Pero ni disfrazándose de adelitas consiguieron sacarle al PRI o al PRD algún acuerdo de reforma serio, ya no digamos una reforma del Estado, sino alguna de las ?estructurales?. Los contrincantes comprendieron de inmediato la conveniencia de ser opositores a rajatabla abrigando la ilusión de que si llegaban al poder podrían ocupar todo el espacio. Vana ilusión. Entre todos convirtieron la política en un pleito ratonero. La política y sus instituciones se desprestigiaron. A lo largo de un sexenio que inició con la gran expectativa de alcanzar una política superior, el desprestigio de esta actividad fue cayendo incrementalmente entre los ciudadanos, que equiparan a los políticos con las policías corruptas.

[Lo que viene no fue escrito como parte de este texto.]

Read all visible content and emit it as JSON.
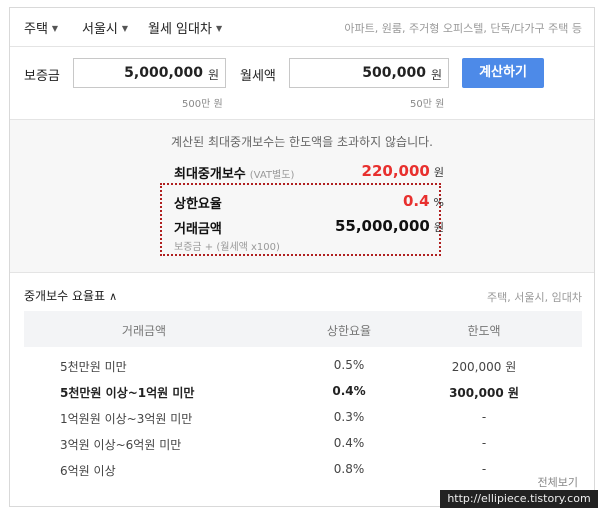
{
  "topbar": {
    "dropdowns": [
      "주택",
      "서울시",
      "월세 임대차"
    ],
    "categories": "아파트, 원룸, 주거형 오피스텔, 단독/다가구 주택 등"
  },
  "inputs": {
    "deposit_label": "보증금",
    "deposit_value": "5,000,000",
    "deposit_unit": "원",
    "deposit_hint": "500만 원",
    "rent_label": "월세액",
    "rent_value": "500,000",
    "rent_unit": "원",
    "rent_hint": "50만 원",
    "calc_button": "계산하기"
  },
  "result": {
    "message": "계산된 최대중개보수는 한도액을 초과하지 않습니다.",
    "max_fee_label": "최대중개보수",
    "max_fee_note": "(VAT별도)",
    "max_fee_value": "220,000",
    "max_fee_unit": "원",
    "rate_label": "상한요율",
    "rate_value": "0.4",
    "rate_unit": "%",
    "amount_label": "거래금액",
    "amount_value": "55,000,000",
    "amount_unit": "원",
    "amount_formula": "보증금 + (월세액 x100)"
  },
  "table": {
    "title": "중개보수 요율표",
    "tag": "주택, 서울시, 임대차",
    "headers": [
      "거래금액",
      "상한요율",
      "한도액"
    ],
    "rows": [
      {
        "range": "5천만원 미만",
        "rate": "0.5%",
        "limit": "200,000 원"
      },
      {
        "range": "5천만원 이상~1억원 미만",
        "rate": "0.4%",
        "limit": "300,000 원"
      },
      {
        "range": "1억원원 이상~3억원 미만",
        "rate": "0.3%",
        "limit": "-"
      },
      {
        "range": "3억원 이상~6억원 미만",
        "rate": "0.4%",
        "limit": "-"
      },
      {
        "range": "6억원 이상",
        "rate": "0.8%",
        "limit": "-"
      }
    ],
    "more": "전체보기"
  },
  "watermark": "http://ellipiece.tistory.com",
  "colors": {
    "accent": "#4d8ae8",
    "highlight": "#e8302e",
    "annotation": "#b02020"
  }
}
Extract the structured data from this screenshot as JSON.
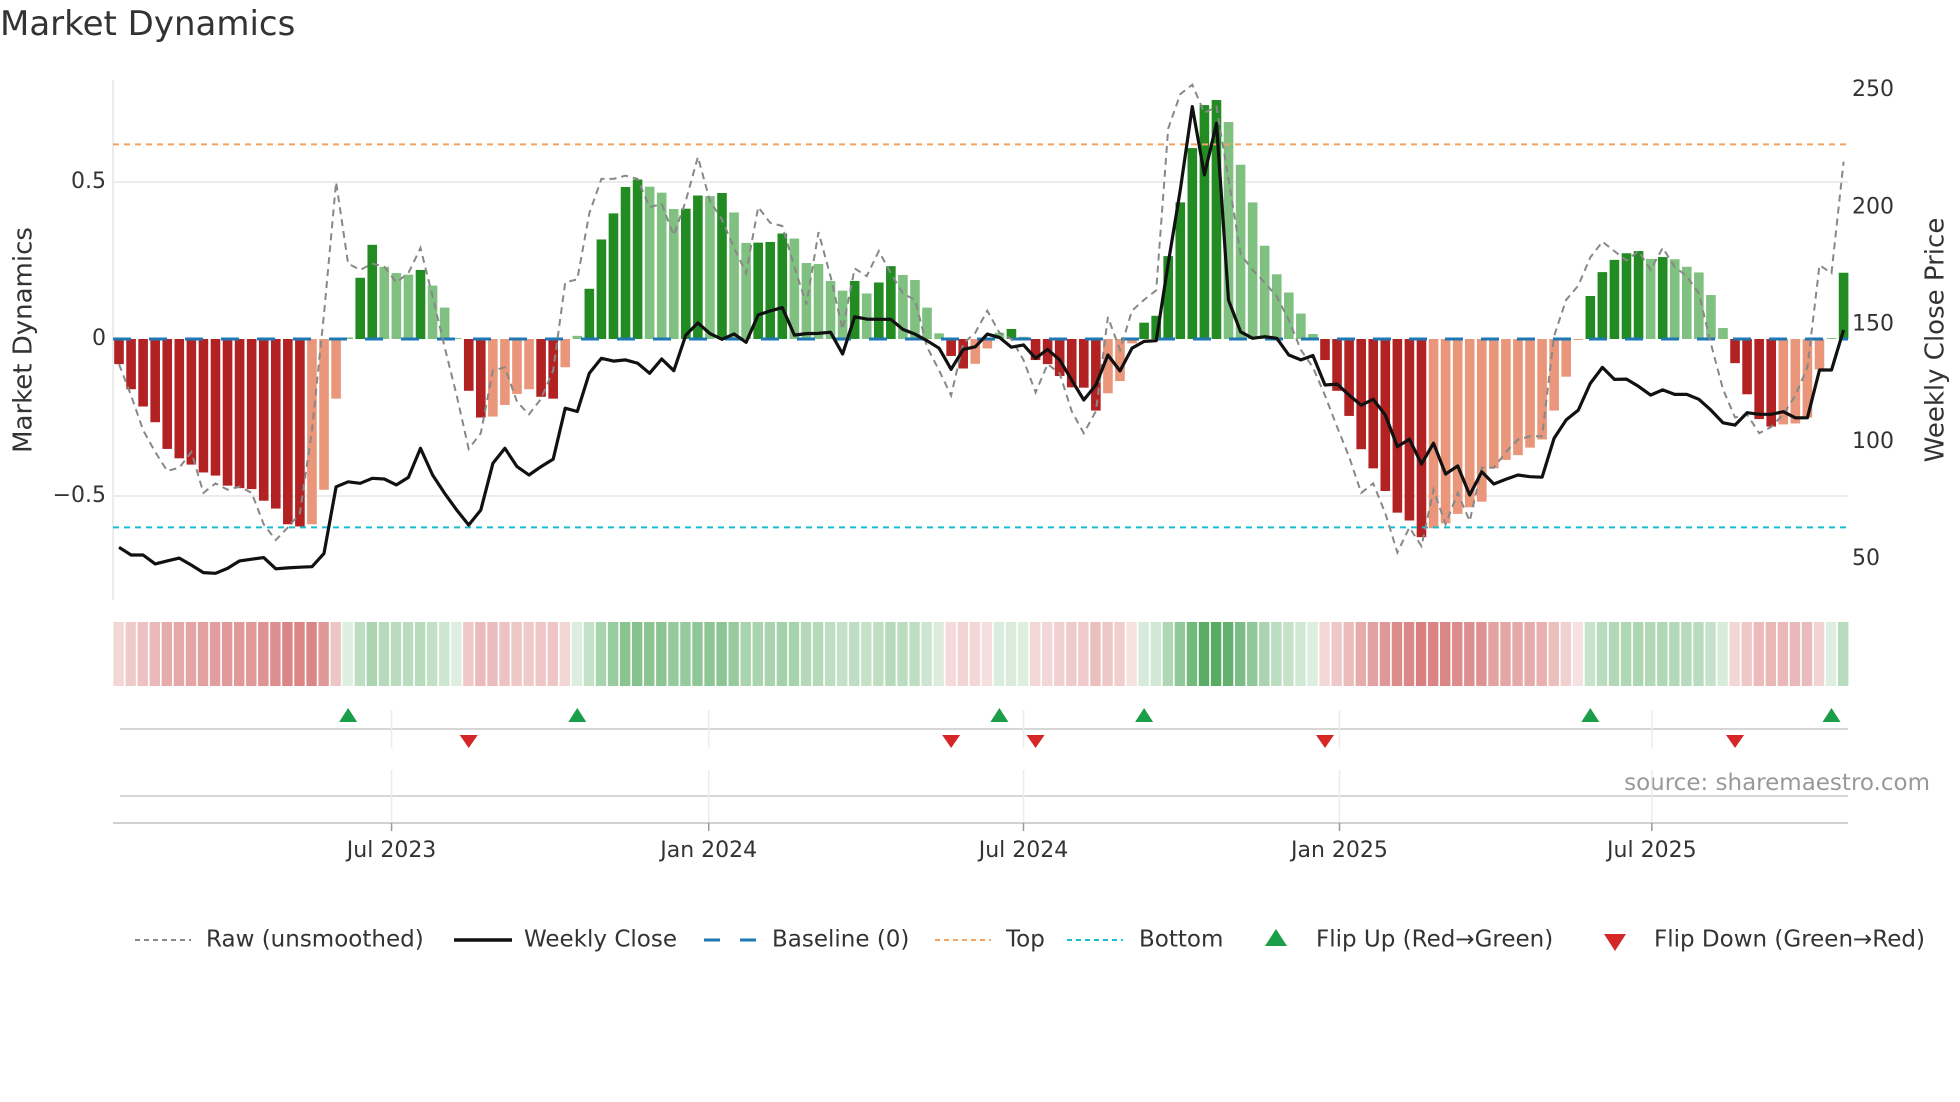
{
  "title": "Market Dynamics",
  "source": "source: sharemaestro.com",
  "colors": {
    "green_dark": "#228b22",
    "green_light": "#80c080",
    "red_dark": "#b22222",
    "red_light": "#e9967a",
    "baseline": "#1f77b4",
    "top": "#f4a460",
    "bottom": "#17becf",
    "raw": "#888888",
    "close": "#111111",
    "flip_up": "#1a9e4a",
    "flip_down": "#d62728"
  },
  "chart_data": {
    "type": "bar",
    "title": "Market Dynamics",
    "ylabel": "Market Dynamics",
    "y2label": "Weekly Close Price",
    "ylim": [
      -0.8,
      0.83
    ],
    "y2lim": [
      35,
      270
    ],
    "yticks": [
      {
        "value": 0.5,
        "label": "0.5"
      },
      {
        "value": 0,
        "label": "0"
      },
      {
        "value": -0.5,
        "label": "−0.5"
      }
    ],
    "y2ticks": [
      {
        "value": 250,
        "label": "250"
      },
      {
        "value": 200,
        "label": "200"
      },
      {
        "value": 150,
        "label": "150"
      },
      {
        "value": 100,
        "label": "100"
      },
      {
        "value": 50,
        "label": "50"
      }
    ],
    "xticks": [
      {
        "week": 22.6,
        "label": "Jul 2023"
      },
      {
        "week": 48.9,
        "label": "Jan 2024"
      },
      {
        "week": 75.0,
        "label": "Jul 2024"
      },
      {
        "week": 101.2,
        "label": "Jan 2025"
      },
      {
        "week": 127.1,
        "label": "Jul 2025"
      }
    ],
    "top_level": 0.62,
    "bottom_level": -0.6,
    "baseline": 0,
    "grid": true,
    "legend_position": "bottom",
    "legend": [
      {
        "key": "raw",
        "label": "Raw (unsmoothed)"
      },
      {
        "key": "close",
        "label": "Weekly Close"
      },
      {
        "key": "baseline",
        "label": "Baseline (0)"
      },
      {
        "key": "top",
        "label": "Top"
      },
      {
        "key": "bottom",
        "label": "Bottom"
      },
      {
        "key": "flip_up",
        "label": "Flip Up (Red→Green)"
      },
      {
        "key": "flip_down",
        "label": "Flip Down (Green→Red)"
      }
    ],
    "smoothed": [
      -0.08,
      -0.16,
      -0.215,
      -0.265,
      -0.35,
      -0.38,
      -0.4,
      -0.425,
      -0.435,
      -0.467,
      -0.475,
      -0.478,
      -0.515,
      -0.54,
      -0.59,
      -0.597,
      -0.59,
      -0.48,
      -0.19,
      0.005,
      0.195,
      0.3,
      0.23,
      0.21,
      0.205,
      0.22,
      0.17,
      0.1,
      0.003,
      -0.165,
      -0.25,
      -0.247,
      -0.21,
      -0.175,
      -0.16,
      -0.184,
      -0.19,
      -0.09,
      0.01,
      0.16,
      0.317,
      0.4,
      0.484,
      0.508,
      0.485,
      0.466,
      0.414,
      0.415,
      0.457,
      0.455,
      0.465,
      0.403,
      0.306,
      0.307,
      0.309,
      0.336,
      0.32,
      0.242,
      0.239,
      0.185,
      0.154,
      0.185,
      0.145,
      0.18,
      0.232,
      0.204,
      0.188,
      0.1,
      0.018,
      -0.054,
      -0.094,
      -0.079,
      -0.03,
      0.02,
      0.032,
      0.007,
      -0.067,
      -0.08,
      -0.118,
      -0.154,
      -0.155,
      -0.228,
      -0.173,
      -0.134,
      -0.014,
      0.052,
      0.074,
      0.264,
      0.435,
      0.608,
      0.745,
      0.761,
      0.691,
      0.555,
      0.435,
      0.297,
      0.206,
      0.148,
      0.081,
      0.016,
      -0.067,
      -0.165,
      -0.245,
      -0.351,
      -0.412,
      -0.484,
      -0.553,
      -0.578,
      -0.631,
      -0.603,
      -0.587,
      -0.557,
      -0.536,
      -0.518,
      -0.412,
      -0.385,
      -0.37,
      -0.346,
      -0.32,
      -0.228,
      -0.12,
      -0.003,
      0.137,
      0.213,
      0.252,
      0.273,
      0.28,
      0.255,
      0.261,
      0.254,
      0.23,
      0.212,
      0.14,
      0.035,
      -0.077,
      -0.176,
      -0.255,
      -0.279,
      -0.272,
      -0.269,
      -0.25,
      -0.097,
      0.003,
      0.211
    ],
    "raw": [
      -0.08,
      -0.18,
      -0.29,
      -0.36,
      -0.42,
      -0.41,
      -0.36,
      -0.49,
      -0.46,
      -0.48,
      -0.47,
      -0.49,
      -0.59,
      -0.64,
      -0.6,
      -0.555,
      -0.29,
      0.08,
      0.5,
      0.24,
      0.22,
      0.24,
      0.23,
      0.18,
      0.21,
      0.29,
      0.135,
      -0.025,
      -0.18,
      -0.35,
      -0.3,
      -0.1,
      -0.09,
      -0.2,
      -0.24,
      -0.19,
      -0.1,
      0.18,
      0.19,
      0.4,
      0.51,
      0.51,
      0.52,
      0.51,
      0.42,
      0.43,
      0.33,
      0.44,
      0.58,
      0.44,
      0.38,
      0.29,
      0.21,
      0.42,
      0.37,
      0.36,
      0.23,
      0.11,
      0.34,
      0.2,
      0.03,
      0.225,
      0.2,
      0.28,
      0.21,
      0.145,
      0.125,
      -0.025,
      -0.1,
      -0.18,
      -0.015,
      0.02,
      0.09,
      0.02,
      0,
      -0.067,
      -0.17,
      -0.08,
      -0.11,
      -0.23,
      -0.3,
      -0.23,
      0.07,
      -0.035,
      0.09,
      0.125,
      0.155,
      0.67,
      0.78,
      0.81,
      0.72,
      0.74,
      0.51,
      0.27,
      0.22,
      0.18,
      0.135,
      0.06,
      -0.035,
      -0.09,
      -0.18,
      -0.28,
      -0.375,
      -0.49,
      -0.46,
      -0.555,
      -0.68,
      -0.6,
      -0.66,
      -0.48,
      -0.59,
      -0.49,
      -0.58,
      -0.41,
      -0.41,
      -0.36,
      -0.32,
      -0.31,
      -0.31,
      0.01,
      0.125,
      0.17,
      0.26,
      0.31,
      0.28,
      0.25,
      0.28,
      0.22,
      0.29,
      0.23,
      0.2,
      0.145,
      -0.015,
      -0.16,
      -0.25,
      -0.24,
      -0.3,
      -0.28,
      -0.24,
      -0.18,
      -0.09,
      0.235,
      0.21,
      0.565
    ],
    "close": [
      55.0,
      51.7,
      51.7,
      47.9,
      49.2,
      50.4,
      47.4,
      44.2,
      43.9,
      46.0,
      49.2,
      49.9,
      50.6,
      45.8,
      46.2,
      46.5,
      46.7,
      52.4,
      80.8,
      82.9,
      82.3,
      84.4,
      84.1,
      81.6,
      84.8,
      97.2,
      85.8,
      78.0,
      70.9,
      64.5,
      70.9,
      90.8,
      97.2,
      89.4,
      85.8,
      89.4,
      92.6,
      114.3,
      112.9,
      129.2,
      135.6,
      134.4,
      134.9,
      133.5,
      129.2,
      135.3,
      130.3,
      145.5,
      150.7,
      146.1,
      143.7,
      146.0,
      142.4,
      154.1,
      155.8,
      157.2,
      145.5,
      146.1,
      146.2,
      146.7,
      137.4,
      153.3,
      152.3,
      152.2,
      152.2,
      147.9,
      145.9,
      143.1,
      139.9,
      130.9,
      139.4,
      140.5,
      145.9,
      144.5,
      140.3,
      141.3,
      135.6,
      139.4,
      134.9,
      126.3,
      117.8,
      124.2,
      137.0,
      130.2,
      139.9,
      142.8,
      143.1,
      176.0,
      207.4,
      242.9,
      213.8,
      235.8,
      160.4,
      146.9,
      144.1,
      144.8,
      144.1,
      137.0,
      134.9,
      136.8,
      124.2,
      124.6,
      119.9,
      115.6,
      118.1,
      111.4,
      97.9,
      101.1,
      90.5,
      99.4,
      86.2,
      89.7,
      77.3,
      87.2,
      82.0,
      84.0,
      85.8,
      85.1,
      84.9,
      101.5,
      109.3,
      113.5,
      124.9,
      131.7,
      126.6,
      126.7,
      123.6,
      119.9,
      122.1,
      120.2,
      120.2,
      118.1,
      113.5,
      108.1,
      107.1,
      112.4,
      111.7,
      111.7,
      112.8,
      110.2,
      110.2,
      130.6,
      130.6,
      147.7
    ]
  }
}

El resumen de Consulta Mitofsky de la Encuesta Nacional sobre Cultura Política y Prácticas Ciudadanas (ENCUP) de la Secretaría de Gobernación reporta que sólo ?cuatro de cada diez mexicanos asocia el término ciudadano con tener derechos y obligaciones?, que ?seis de cada diez entrevistados confían poco en las demás personas?, que sólo ?cuatro de diez entrevistados piensa que el rumbo que sigue el país es el adecuado o adecuado en parte? y sólo ?cinco de cada diez mexicanos creen que la democracia mejorará o mejorará en parte en el futuro?. Como puede verse, el saldo de la cultura democrática no es halagador.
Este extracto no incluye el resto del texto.